The documentary Dancer follows a boy chasing his ballet dream. Here's our review...
The life of a professional dancer is not an enviable one. Full of passion and athleticism and success in a field where so many fall short, countless narrative films, documentaries and real-world accounts have also shown the career to be uniquely damaging to the body and the mind.
Dancer, a documentary from Oscar nominated Steve Cantor following the so-called ‘bad boy of ballet’ Sergei Polunin from his childhood in Ukraine to his days as the youngest ever principal dancer at the Royal Ballet School in London, his comeback in Moscow and beyond, attempts to dig into what this stress might do to a young mind over time.
On paper, Polunin is a better subject than a filmmaker could wish for, hailed as the best dancer of his generation and having gone through a similarly dramatic fall from grace in front of the worldwide press. Cantor’s film assumes you’ve heard about him and his career even in passing, and aims more to shed light on the toll such early success can take on someone’s family and personal life.
Showing extraordinary promise in his youth, Polunin and his mother eventually moved from Ukraine to Kiev while his father and grandmother moved around Europe for work in order to pay his tuition. Dancer does a solid job of portraying the pressure and resentment this separation would cause, as well as the crushing nature of such expectations on a prodigy with the weight of the world on his shoulders.
Extensive home video footage helps fill in the blanks of his early life and time as a young adult, and interviews with family members and lifelong friends give us a peak under the surface of a man who is still in transition as the film’s narrative unfolds. Because of this, the film functions as an interpretation of what might have caused Polunin’s life to develop as it did, rather than a definitive account.
For ballet fans, there is also plenty of dance footage that shows off why Polunin was held in such regard by his peers, mentors and fans, and why the press became so interested in his subsequent downfall as he entered his early-20s. His physicality, enhanced by the many tattoos Polunin would cover with body makeup during classical performances, is highlighted throughout, yet never intrusively.
But even for novices of the dance world the film remains interested in the man as well as the dancer, taking well-worn subjects like the physical ramifications of dance and looking also at the consequences on the mental health of a person pushed down a path determined only by their talent.
At one point Polunin describes the feeling of being a prisoner to his own body and the urge to dance, while his friend laments the lack of choice for a dancer who’s spent their entire life training for something they may not want by the end of it. It’s impossible not to feel empathy for this plight, even if we all wish to discover the kind of innate talent Polunin was born with.

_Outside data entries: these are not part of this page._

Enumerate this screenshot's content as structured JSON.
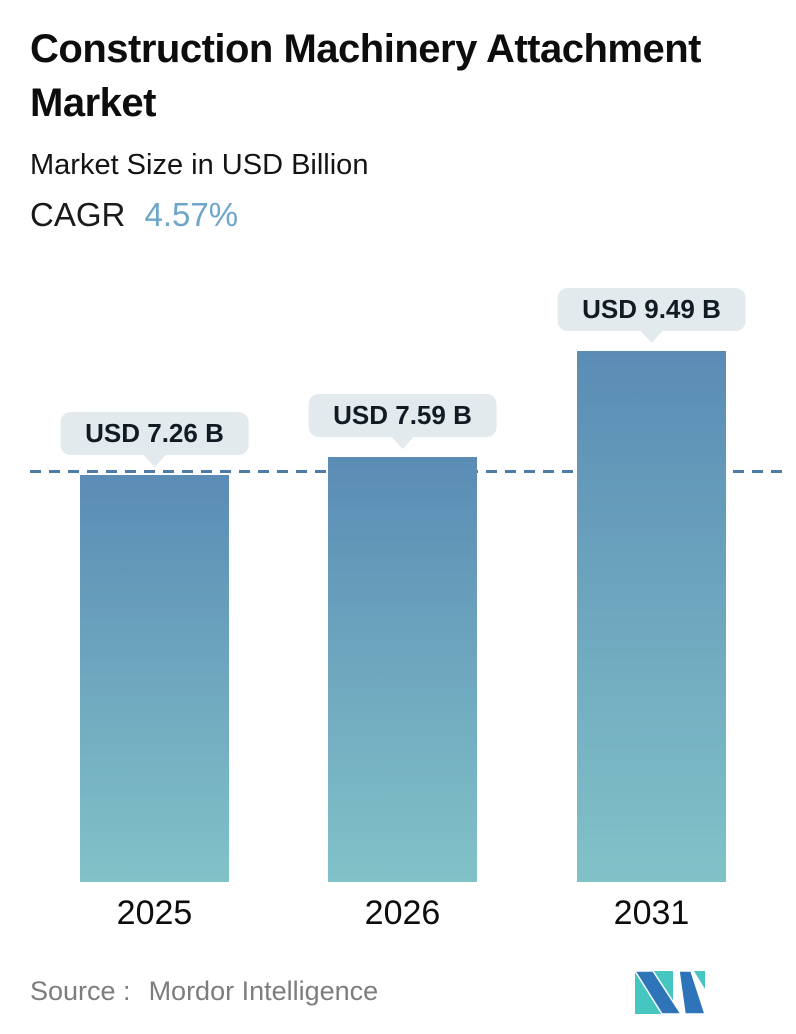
{
  "chart_data": {
    "type": "bar",
    "title": "Construction Machinery Attachment Market",
    "subtitle": "Market Size in USD Billion",
    "cagr_label": "CAGR",
    "cagr_value": "4.57%",
    "categories": [
      "2025",
      "2026",
      "2031"
    ],
    "values": [
      7.26,
      7.59,
      9.49
    ],
    "value_labels": [
      "USD 7.26 B",
      "USD 7.59 B",
      "USD 9.49 B"
    ],
    "unit": "USD Billion",
    "ylim": [
      0,
      10
    ],
    "reference_line_value": 7.26,
    "grid": false,
    "legend": false,
    "xlabel": "",
    "ylabel": "Market Size in USD Billion"
  },
  "footer": {
    "source_label": "Source :",
    "source_name": "Mordor Intelligence"
  },
  "colors": {
    "bar_gradient_top": "#5b8cb5",
    "bar_gradient_bottom": "#81c2c8",
    "reference_line": "#4d7ca9",
    "tooltip_bg": "#e3eaed",
    "cagr_accent": "#6ea6ca",
    "source_text": "#7d7d7d",
    "logo_blue": "#2e74b9",
    "logo_teal": "#45c6c1"
  }
}
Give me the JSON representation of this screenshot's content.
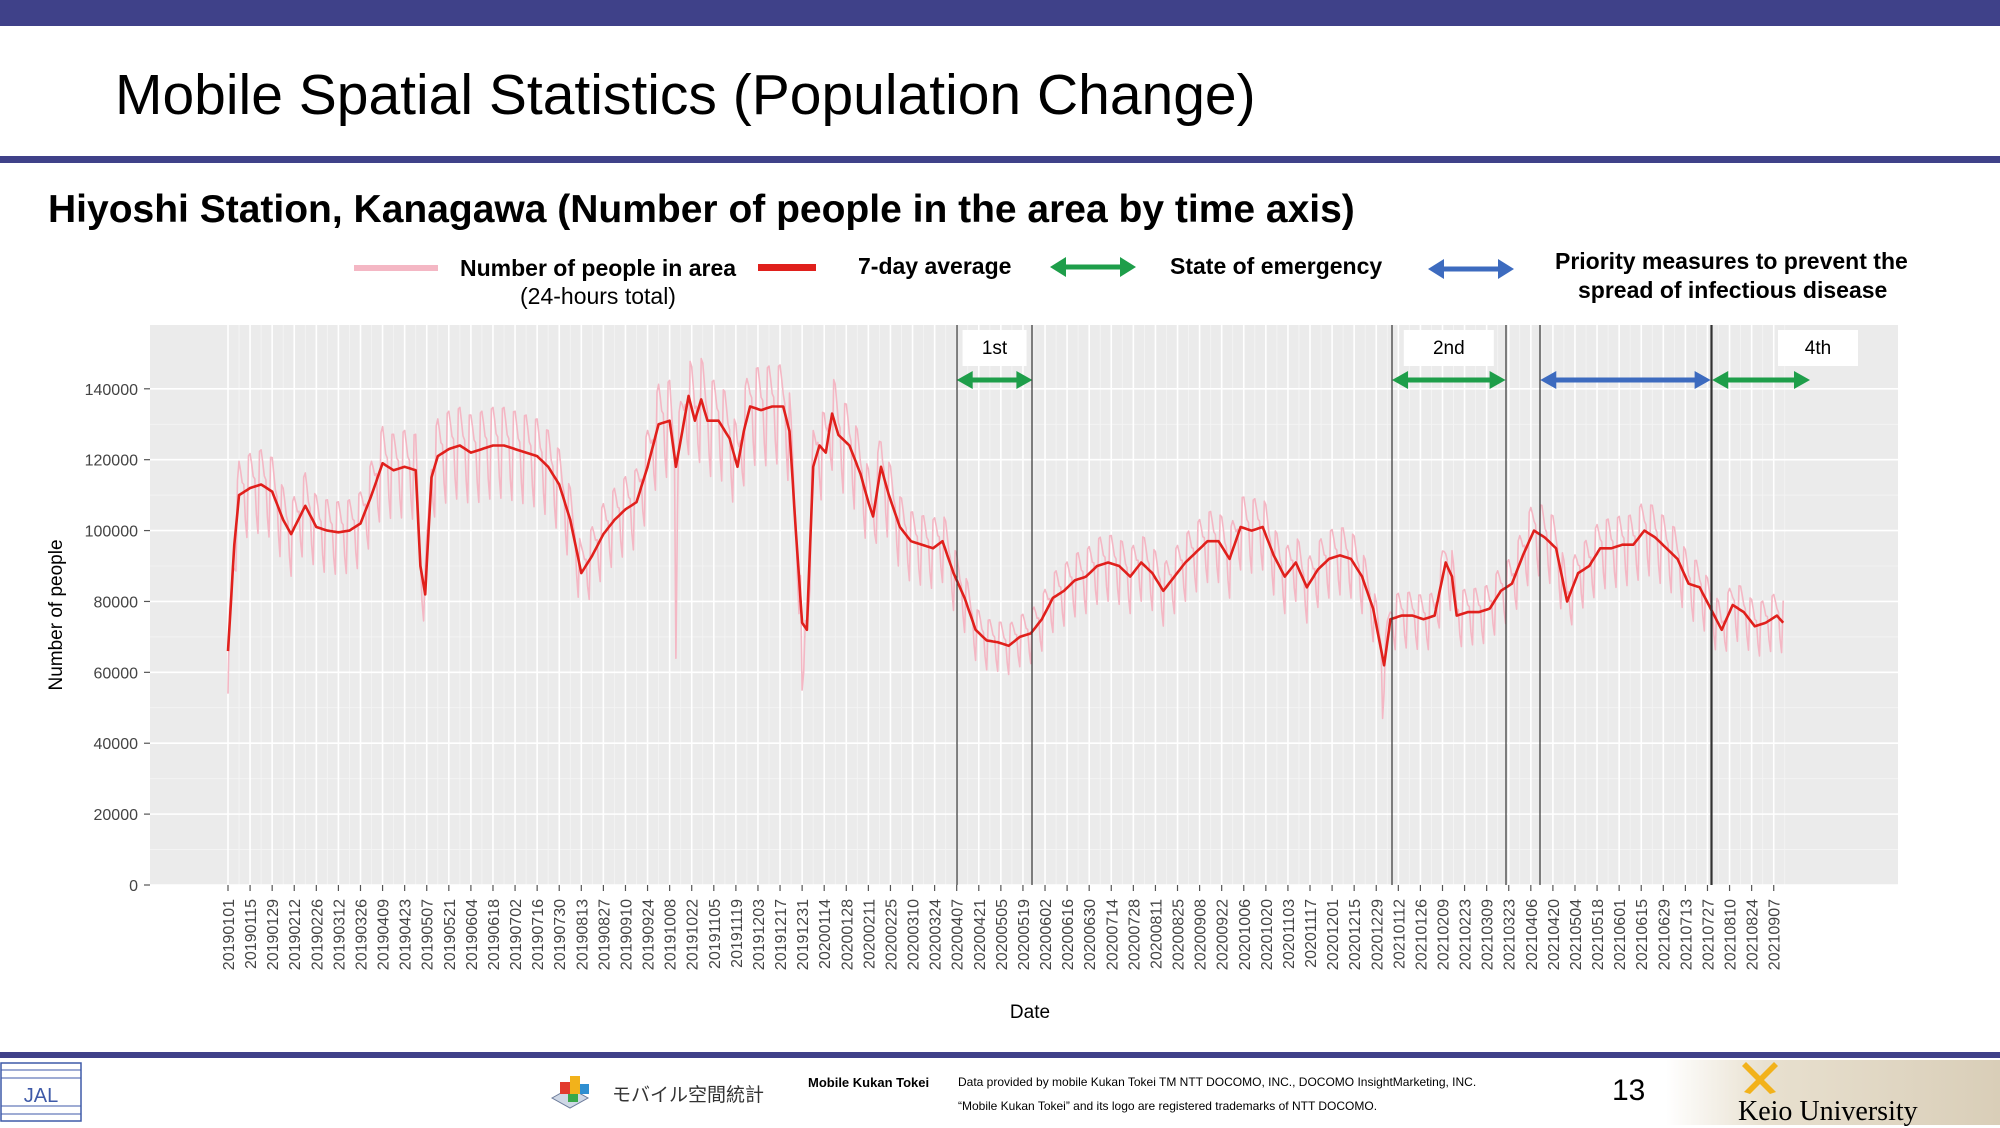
{
  "slide": {
    "title": "Mobile Spatial Statistics (Population Change)",
    "subtitle": "Hiyoshi Station, Kanagawa (Number of people in the area by time axis)",
    "page_number": "13"
  },
  "legend": {
    "daily_label": "Number of people in area",
    "daily_sublabel": "(24-hours total)",
    "daily_color": "#f4b7c4",
    "avg_label": "7-day average",
    "avg_color": "#e0201c",
    "emergency_label": "State of emergency",
    "emergency_color": "#1e9e4a",
    "priority_label_1": "Priority measures to prevent the",
    "priority_label_2": "spread of infectious disease",
    "priority_color": "#3d6bbf"
  },
  "footer": {
    "brand": "Mobile Kukan Tokei",
    "logo_text": "モバイル空間統計",
    "note1": "Data provided by mobile Kukan Tokei TM NTT DOCOMO, INC., DOCOMO InsightMarketing, INC.",
    "note2": "“Mobile Kukan Tokei” and its logo are registered trademarks of NTT DOCOMO.",
    "university": "Keio University"
  },
  "chart_data": {
    "type": "line",
    "title": "",
    "xlabel": "Date",
    "ylabel": "Number of people",
    "ylim": [
      0,
      158000
    ],
    "yticks": [
      0,
      20000,
      40000,
      60000,
      80000,
      100000,
      120000,
      140000
    ],
    "ytick_labels": [
      "0",
      "20000",
      "40000",
      "60000",
      "80000",
      "100000",
      "120000",
      "140000"
    ],
    "x_tick_labels": [
      "20190101",
      "20190115",
      "20190129",
      "20190212",
      "20190226",
      "20190312",
      "20190326",
      "20190409",
      "20190423",
      "20190507",
      "20190521",
      "20190604",
      "20190618",
      "20190702",
      "20190716",
      "20190730",
      "20190813",
      "20190827",
      "20190910",
      "20190924",
      "20191008",
      "20191022",
      "20191105",
      "20191119",
      "20191203",
      "20191217",
      "20191231",
      "20200114",
      "20200128",
      "20200211",
      "20200225",
      "20200310",
      "20200324",
      "20200407",
      "20200421",
      "20200505",
      "20200519",
      "20200602",
      "20200616",
      "20200630",
      "20200714",
      "20200728",
      "20200811",
      "20200825",
      "20200908",
      "20200922",
      "20201006",
      "20201020",
      "20201103",
      "20201117",
      "20201201",
      "20201215",
      "20201229",
      "20210112",
      "20210126",
      "20210209",
      "20210223",
      "20210309",
      "20210323",
      "20210406",
      "20210420",
      "20210504",
      "20210518",
      "20210601",
      "20210615",
      "20210629",
      "20210713",
      "20210727",
      "20210810",
      "20210824",
      "20210907"
    ],
    "x_start": "2019-01-01",
    "x_end": "2021-09-30",
    "grid": true,
    "series": [
      {
        "name": "7-day average",
        "points": [
          [
            "2019-01-01",
            66000
          ],
          [
            "2019-01-05",
            96000
          ],
          [
            "2019-01-08",
            110000
          ],
          [
            "2019-01-15",
            112000
          ],
          [
            "2019-01-22",
            113000
          ],
          [
            "2019-01-29",
            111000
          ],
          [
            "2019-02-05",
            103000
          ],
          [
            "2019-02-10",
            99000
          ],
          [
            "2019-02-19",
            107000
          ],
          [
            "2019-02-26",
            101000
          ],
          [
            "2019-03-05",
            100000
          ],
          [
            "2019-03-12",
            99500
          ],
          [
            "2019-03-19",
            100000
          ],
          [
            "2019-03-26",
            102000
          ],
          [
            "2019-04-02",
            110000
          ],
          [
            "2019-04-09",
            119000
          ],
          [
            "2019-04-16",
            117000
          ],
          [
            "2019-04-23",
            118000
          ],
          [
            "2019-04-30",
            117000
          ],
          [
            "2019-05-03",
            90000
          ],
          [
            "2019-05-06",
            82000
          ],
          [
            "2019-05-10",
            115000
          ],
          [
            "2019-05-14",
            121000
          ],
          [
            "2019-05-21",
            123000
          ],
          [
            "2019-05-28",
            124000
          ],
          [
            "2019-06-04",
            122000
          ],
          [
            "2019-06-11",
            123000
          ],
          [
            "2019-06-18",
            124000
          ],
          [
            "2019-06-25",
            124000
          ],
          [
            "2019-07-02",
            123000
          ],
          [
            "2019-07-09",
            122000
          ],
          [
            "2019-07-16",
            121000
          ],
          [
            "2019-07-23",
            118000
          ],
          [
            "2019-07-30",
            113000
          ],
          [
            "2019-08-06",
            103000
          ],
          [
            "2019-08-13",
            88000
          ],
          [
            "2019-08-20",
            93000
          ],
          [
            "2019-08-27",
            99000
          ],
          [
            "2019-09-03",
            103000
          ],
          [
            "2019-09-10",
            106000
          ],
          [
            "2019-09-17",
            108000
          ],
          [
            "2019-09-24",
            118000
          ],
          [
            "2019-10-01",
            130000
          ],
          [
            "2019-10-08",
            131000
          ],
          [
            "2019-10-12",
            118000
          ],
          [
            "2019-10-16",
            128000
          ],
          [
            "2019-10-20",
            138000
          ],
          [
            "2019-10-24",
            131000
          ],
          [
            "2019-10-28",
            137000
          ],
          [
            "2019-11-01",
            131000
          ],
          [
            "2019-11-08",
            131000
          ],
          [
            "2019-11-15",
            126000
          ],
          [
            "2019-11-20",
            118000
          ],
          [
            "2019-11-24",
            128000
          ],
          [
            "2019-11-28",
            135000
          ],
          [
            "2019-12-05",
            134000
          ],
          [
            "2019-12-12",
            135000
          ],
          [
            "2019-12-19",
            135000
          ],
          [
            "2019-12-23",
            128000
          ],
          [
            "2019-12-27",
            100000
          ],
          [
            "2019-12-31",
            74000
          ],
          [
            "2020-01-03",
            72000
          ],
          [
            "2020-01-07",
            118000
          ],
          [
            "2020-01-11",
            124000
          ],
          [
            "2020-01-15",
            122000
          ],
          [
            "2020-01-19",
            133000
          ],
          [
            "2020-01-23",
            127000
          ],
          [
            "2020-01-30",
            124000
          ],
          [
            "2020-02-06",
            116000
          ],
          [
            "2020-02-11",
            108000
          ],
          [
            "2020-02-14",
            104000
          ],
          [
            "2020-02-19",
            118000
          ],
          [
            "2020-02-24",
            110000
          ],
          [
            "2020-03-02",
            101000
          ],
          [
            "2020-03-09",
            97000
          ],
          [
            "2020-03-16",
            96000
          ],
          [
            "2020-03-23",
            95000
          ],
          [
            "2020-03-29",
            97000
          ],
          [
            "2020-04-05",
            88000
          ],
          [
            "2020-04-12",
            81000
          ],
          [
            "2020-04-19",
            72000
          ],
          [
            "2020-04-26",
            69000
          ],
          [
            "2020-05-03",
            68500
          ],
          [
            "2020-05-10",
            67500
          ],
          [
            "2020-05-17",
            70000
          ],
          [
            "2020-05-24",
            71000
          ],
          [
            "2020-05-31",
            75000
          ],
          [
            "2020-06-07",
            81000
          ],
          [
            "2020-06-14",
            83000
          ],
          [
            "2020-06-21",
            86000
          ],
          [
            "2020-06-28",
            87000
          ],
          [
            "2020-07-05",
            90000
          ],
          [
            "2020-07-12",
            91000
          ],
          [
            "2020-07-19",
            90000
          ],
          [
            "2020-07-26",
            87000
          ],
          [
            "2020-08-02",
            91000
          ],
          [
            "2020-08-09",
            88000
          ],
          [
            "2020-08-16",
            83000
          ],
          [
            "2020-08-23",
            87000
          ],
          [
            "2020-08-30",
            91000
          ],
          [
            "2020-09-06",
            94000
          ],
          [
            "2020-09-13",
            97000
          ],
          [
            "2020-09-20",
            97000
          ],
          [
            "2020-09-27",
            92000
          ],
          [
            "2020-10-04",
            101000
          ],
          [
            "2020-10-11",
            100000
          ],
          [
            "2020-10-18",
            101000
          ],
          [
            "2020-10-25",
            93000
          ],
          [
            "2020-11-01",
            87000
          ],
          [
            "2020-11-08",
            91000
          ],
          [
            "2020-11-15",
            84000
          ],
          [
            "2020-11-22",
            89000
          ],
          [
            "2020-11-29",
            92000
          ],
          [
            "2020-12-06",
            93000
          ],
          [
            "2020-12-13",
            92000
          ],
          [
            "2020-12-20",
            87000
          ],
          [
            "2020-12-27",
            78000
          ],
          [
            "2021-01-03",
            62000
          ],
          [
            "2021-01-07",
            75000
          ],
          [
            "2021-01-14",
            76000
          ],
          [
            "2021-01-21",
            76000
          ],
          [
            "2021-01-28",
            75000
          ],
          [
            "2021-02-04",
            76000
          ],
          [
            "2021-02-11",
            91000
          ],
          [
            "2021-02-15",
            87000
          ],
          [
            "2021-02-18",
            76000
          ],
          [
            "2021-02-25",
            77000
          ],
          [
            "2021-03-04",
            77000
          ],
          [
            "2021-03-11",
            78000
          ],
          [
            "2021-03-18",
            83000
          ],
          [
            "2021-03-25",
            85000
          ],
          [
            "2021-04-01",
            93000
          ],
          [
            "2021-04-08",
            100000
          ],
          [
            "2021-04-15",
            98000
          ],
          [
            "2021-04-22",
            95000
          ],
          [
            "2021-04-29",
            80000
          ],
          [
            "2021-05-06",
            88000
          ],
          [
            "2021-05-13",
            90000
          ],
          [
            "2021-05-20",
            95000
          ],
          [
            "2021-05-27",
            95000
          ],
          [
            "2021-06-03",
            96000
          ],
          [
            "2021-06-10",
            96000
          ],
          [
            "2021-06-17",
            100000
          ],
          [
            "2021-06-24",
            98000
          ],
          [
            "2021-07-01",
            95000
          ],
          [
            "2021-07-08",
            92000
          ],
          [
            "2021-07-15",
            85000
          ],
          [
            "2021-07-22",
            84000
          ],
          [
            "2021-07-29",
            78000
          ],
          [
            "2021-08-05",
            72000
          ],
          [
            "2021-08-12",
            79000
          ],
          [
            "2021-08-19",
            77000
          ],
          [
            "2021-08-26",
            73000
          ],
          [
            "2021-09-02",
            74000
          ],
          [
            "2021-09-09",
            76000
          ],
          [
            "2021-09-13",
            74000
          ]
        ]
      },
      {
        "name": "Number of people in area",
        "weekend_dip": 0.12,
        "weekday_peak": 0.09,
        "outliers": [
          [
            "2019-01-01",
            54000
          ],
          [
            "2019-05-04",
            80000
          ],
          [
            "2019-10-12",
            64000
          ],
          [
            "2019-12-31",
            55000
          ],
          [
            "2020-01-01",
            60000
          ],
          [
            "2021-01-02",
            47000
          ]
        ]
      }
    ],
    "periods": [
      {
        "label": "1st",
        "start": "2020-04-07",
        "end": "2020-05-25",
        "color": "#1e9e4a"
      },
      {
        "label": "2nd",
        "start": "2021-01-08",
        "end": "2021-03-21",
        "color": "#1e9e4a"
      },
      {
        "label": "",
        "start": "2021-04-12",
        "end": "2021-07-29",
        "color": "#3d6bbf"
      },
      {
        "label": "4th",
        "start": "2021-07-30",
        "end": "2021-09-30",
        "color": "#1e9e4a"
      }
    ]
  }
}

The film doesn’t have a natural endpoint, with everything that comes after the playing of Polunin’s viral Take Me To Church dance in full (an interesting choice, but vital for those who may not have come across it before now) feeling like an epilogue.
That reflects the reality of the subject, of course, with the YouTube video intended to be his final outing as a professional dancer, but conversely introducing him to countless new fans and facilitating a pseudo-comeback for him in London.
Like life, the story has little real conclusion, and the use of one final look at a young Polunin full of potential and cared for by a united family in Ukraine, illustrates what may have been the filmmaker’s intention when making Dancer. By looking at the life of one extraordinary talent, the film provides an evocative portrait of ambition and sacrifice.